Leo winced and glanced over at Faith, who had gone stiff. He’d promised her she wouldn’t have to have children for him. And he meant it. He wasn’t about to violate her to keep up family appearances, and a turkey baster was too crude even for him. Either way, forcing her to incubate his progeny would be almost as bad as rape. In some ways perhaps worse. They’d invent a story of infertility.
This whole thing was spiraling too far out of control, far beyond the scope of his original intentions. Locking Faith in the dungeon each year for the holidays would have been less trouble. But then he came back to himself. As long as Faith was in his home, no matter where she was, he couldn’t have a normal life. These were things he hadn’t paused to consider when his concern had been keeping his brother from killing someone Leo could save.
Angelo had given him an obligation, not a gift. A package of guilt and frustration. All he wanted was to take Faith and fulfill his every twisted fantasy with her, but his brother had gotten all the sociopathic genes. Leo didn’t have the heart to follow through with an unwilling victim.
He parked the car on the far side of the church and growled in annoyance as he observed the bundled people rushing for the door. The Christmas Eve late-night Mass was always crowded. Although it was midnight and most people were tucked in their beds dreaming of sugarplums and fairies, for the faithful of St. Stephen’s, Christmas Eve was the longest night of the year. Even the New Year didn’t inspire staying
up so late. It was countdown, kisses, champagne, and then passing out.
He came around to let Faith out of the car as a doting fiancé should. She blushed and looked away when he took her hand and helped her out, catching her as she stumbled in the three inches of snow. Did she feel the spark between them? It would be safest for her if she didn’t. If she gave any indication she wanted him, her protected bubble would burst. He wouldn’t be able to make any promises about what he would or wouldn’t do with her then.
***
Faith sat in the pew toward the back of the church, sandwiched between Leo’s mother and Leo. She felt Gina’s shrewd eyes on the two of them, and God knew what the woman was thinking. She was probably fantasizing about baby outfits. The thought made Faith recoil. On the other side of her, Leo’s hand squeezed hers. She was so fragile sitting next to him, with her tiny hand trapped in his larger one.
They were in the last row of the benches the family had taken. Angelo and Davide sat two rows up, practically cuddling. Angelo had looked back and shot her an evil look once or twice during the service, but each time, his attempt at menace was interrupted by standing or kneeling or reading or singing.
When it was time for the Eucharist, Faith didn’t move. Leo’s mouth brushed next to her ear. “Are you not going up?

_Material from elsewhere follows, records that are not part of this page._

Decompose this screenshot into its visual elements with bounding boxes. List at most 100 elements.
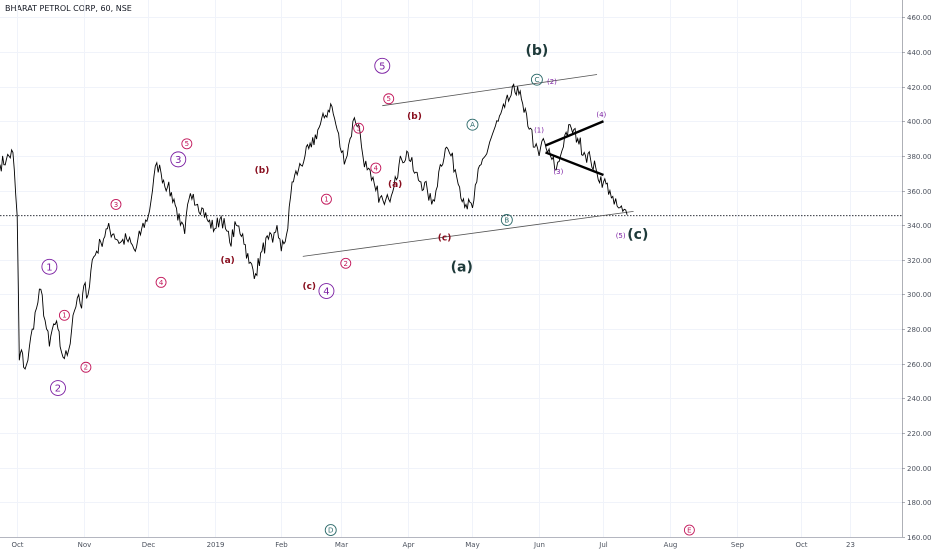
- wave-label-ring: [324, 524, 337, 537]
- wave-label: 3: [110, 198, 122, 210]
- wave-label-ring: [50, 380, 66, 396]
- wave-label-ring: [41, 258, 58, 275]
- wave-label: (c): [627, 227, 648, 243]
- price-axis-bg: [902, 0, 932, 550]
- triangle-trendline: [545, 120, 604, 147]
- wave-label-text: 2: [84, 364, 88, 372]
- time-axis[interactable]: Oct Nov Dec 2019 Feb Mar Apr May Jun Jul Aug Sep Oct…: [0, 537, 902, 550]
- price-tick-label: 200.00: [907, 465, 932, 473]
- wave-label-ring: [374, 57, 391, 74]
- wave-label-text: (3): [553, 168, 563, 176]
- wave-label-text: 4: [159, 279, 164, 287]
- wave-label: 1: [320, 193, 332, 205]
- wave-label: 4: [370, 162, 382, 174]
- wave-label: (b): [525, 43, 548, 59]
- wave-label: 3: [353, 122, 365, 134]
- time-tick-label: Jun: [533, 541, 545, 549]
- wave-label-text: 2: [55, 384, 61, 395]
- wave-label-ring: [353, 122, 365, 134]
- wave-label-text: 1: [324, 196, 328, 204]
- time-tick-label: May: [465, 541, 479, 549]
- wave-label-text: (a): [220, 256, 234, 266]
- wave-label-text: 1: [62, 312, 66, 320]
- price-series: [0, 83, 628, 370]
- wave-label: (c): [438, 233, 452, 243]
- wave-label-ring: [58, 309, 70, 321]
- wave-label: 5: [374, 57, 391, 74]
- wave-label-ring: [500, 214, 513, 226]
- time-tick-label: 2019: [207, 541, 225, 549]
- price-axis[interactable]: 160.00 180.00 200.00 220.00 240.00 260.00 280.…: [902, 0, 932, 550]
- wave-label: (a): [220, 256, 234, 266]
- wave-label-text: 1: [46, 262, 52, 273]
- price-tick-label: 160.00: [907, 534, 932, 542]
- wave-label-ring: [80, 361, 92, 373]
- wave-label-ring: [170, 151, 187, 168]
- price-tick-label: 460.00: [907, 14, 932, 22]
- time-tick-label: Nov: [78, 541, 92, 549]
- wave-label: (3): [553, 168, 563, 176]
- price-tick-label: 400.00: [907, 118, 932, 126]
- wave-label-text: 5: [379, 61, 385, 72]
- wave-label: B: [500, 214, 513, 226]
- wave-label: (b): [407, 112, 422, 122]
- wave-label-text: 3: [356, 125, 360, 133]
- wave-label-ring: [320, 193, 332, 205]
- channel-trendline: [382, 74, 598, 107]
- time-tick-label: 23: [846, 541, 855, 549]
- wave-label: (2): [547, 78, 557, 86]
- trendlines: [302, 74, 634, 257]
- wave-label-text: (b): [255, 166, 270, 176]
- wave-label-text: 5: [185, 140, 189, 148]
- wave-label: C: [530, 73, 543, 86]
- price-tick-label: 360.00: [907, 188, 932, 196]
- price-tick-label: 320.00: [907, 257, 932, 265]
- wave-label-ring: [466, 118, 479, 131]
- price-tick-label: 180.00: [907, 499, 932, 507]
- wave-label-ring: [318, 283, 335, 299]
- wave-label: 1: [41, 258, 58, 275]
- channel-trendline: [302, 210, 634, 257]
- wave-label: E: [683, 524, 695, 536]
- wave-label-text: (c): [627, 227, 648, 243]
- wave-label-text: 2: [344, 260, 348, 268]
- wave-label-text: (a): [388, 180, 402, 190]
- wave-label-text: (c): [438, 233, 452, 243]
- wave-label-ring: [383, 93, 395, 105]
- wave-label: (b): [255, 166, 270, 176]
- wave-label-ring: [110, 198, 122, 210]
- price-tick-label: 420.00: [907, 84, 932, 92]
- wave-label-text: A: [470, 121, 475, 129]
- wave-label-text: (5): [616, 232, 626, 240]
- triangle-trendline: [545, 151, 604, 177]
- chart-title: BHARAT PETROL CORP, 60, NSE: [5, 4, 132, 13]
- time-tick-label: Jul: [598, 541, 608, 549]
- wave-label: (a): [388, 180, 402, 190]
- wave-label: A: [466, 118, 479, 131]
- wave-label: (a): [451, 260, 473, 276]
- wave-label-ring: [530, 73, 543, 86]
- wave-label: 4: [155, 276, 167, 288]
- wave-label-text: 3: [175, 155, 181, 166]
- time-tick-label: Feb: [275, 541, 288, 549]
- time-tick-label: Sep: [731, 541, 745, 549]
- wave-label-ring: [181, 138, 193, 150]
- wave-label-ring: [370, 162, 382, 174]
- wave-label: D: [324, 524, 337, 537]
- wave-label-text: (b): [525, 43, 548, 59]
- time-tick-label: Oct: [795, 541, 807, 549]
- time-tick-label: Oct: [11, 541, 23, 549]
- wave-label: (5): [616, 232, 626, 240]
- wave-label-text: 4: [374, 164, 379, 172]
- wave-label: 5: [383, 93, 395, 105]
- wave-label-ring: [155, 276, 167, 288]
- time-tick-label: Apr: [402, 541, 414, 549]
- wave-annotations: (b)C (2)(1)(4)(3)(5) (c)(a)(c)BA55(b)34(a)…: [41, 43, 695, 537]
- wave-label-text: 5: [386, 95, 390, 103]
- wave-label-text: B: [504, 216, 509, 224]
- wave-label: (1): [534, 126, 544, 134]
- wave-label-text: (2): [547, 78, 557, 86]
- wave-label-ring: [683, 524, 695, 536]
- price-tick-label: 340.00: [907, 222, 932, 230]
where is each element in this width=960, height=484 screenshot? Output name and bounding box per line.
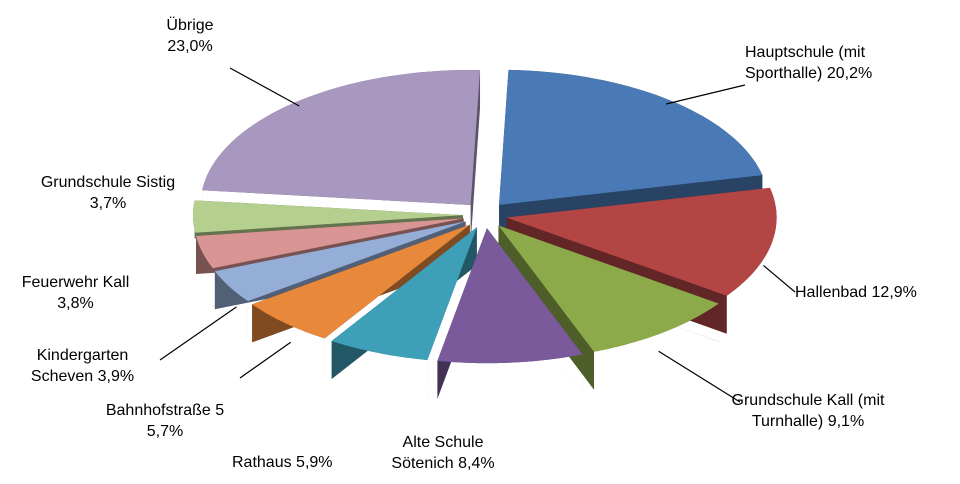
slice [506,187,777,296]
category-name: Grundschule Kall (mit Turnhalle) [731,392,885,430]
leader-line [229,67,300,107]
leader-line [665,84,746,105]
category-name: Alte Schule Sötenich [391,434,484,472]
category-name: Bahnhofstraße 5 [105,402,225,419]
slice-label: Grundschule Kall (mit Turnhalle) 9,1% [728,390,888,432]
leader-line [239,341,292,379]
leader-line [763,264,796,293]
category-name: Feuerwehr Kall [21,274,130,291]
category-name: Hallenbad [795,284,868,301]
value-label: 3,8% [57,295,94,312]
leader-line [658,350,741,403]
slice [252,224,470,339]
slice [499,69,763,205]
value-label: 5,7% [146,423,184,440]
value-label: 9,1% [827,413,865,430]
category-name: Rathaus [232,454,292,471]
slice [193,200,464,233]
leader-line [159,306,237,361]
category-name: Kindergarten Scheven [30,347,129,385]
value-label: 23,0% [167,38,213,55]
value-label: 8,4% [458,455,495,472]
value-label: 3,7% [89,195,127,212]
slice-label: Kindergarten Scheven 3,9% [10,345,155,387]
slice-label: Hallenbad 12,9% [795,282,960,303]
value-label: 20,2% [826,65,873,82]
slice [437,228,583,364]
slice-label: Feuerwehr Kall 3,8% [8,272,143,314]
slice-label: Alte Schule Sötenich 8,4% [378,432,508,474]
value-label: 5,9% [296,454,333,471]
slice-label: Grundschule Sistig 3,7% [38,172,178,214]
value-label: 3,9% [97,368,135,385]
slice [498,225,719,352]
category-name: Hauptschule (mit Sporthalle) [745,44,866,82]
slice [202,70,480,206]
slice [214,221,466,302]
slice-label: Bahnhofstraße 5 5,7% [90,400,240,442]
slice [196,218,464,269]
category-name: Übrige [166,17,214,34]
slice [331,227,477,360]
value-label: 12,9% [871,284,917,301]
slice-label: Übrige 23,0% [150,15,230,57]
slice-label: Hauptschule (mit Sporthalle) 20,2% [745,42,920,84]
slice-label: Rathaus 5,9% [232,452,382,473]
category-name: Grundschule Sistig [40,174,176,191]
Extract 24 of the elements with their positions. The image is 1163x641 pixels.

It’ll look bad to the family.”
“I can’t,” she whispered, “I haven’t been to confession in a long time.”
“I can’t imagine how you could have offended God.” The sincerity of his statement caught her off guard.
“I wouldn’t feel right about it,” she said, hoping that would be the end of the discussion. She didn’t know what she’d do if he tried to make her partake.
He nodded and disentangled his hand from hers to make his way to the line with the rest of the family. Caprice waited for him in the aisle with a man-eating look on her face. She looped her arm through his, guiding him toward the line and flashing a smug look back at Faith.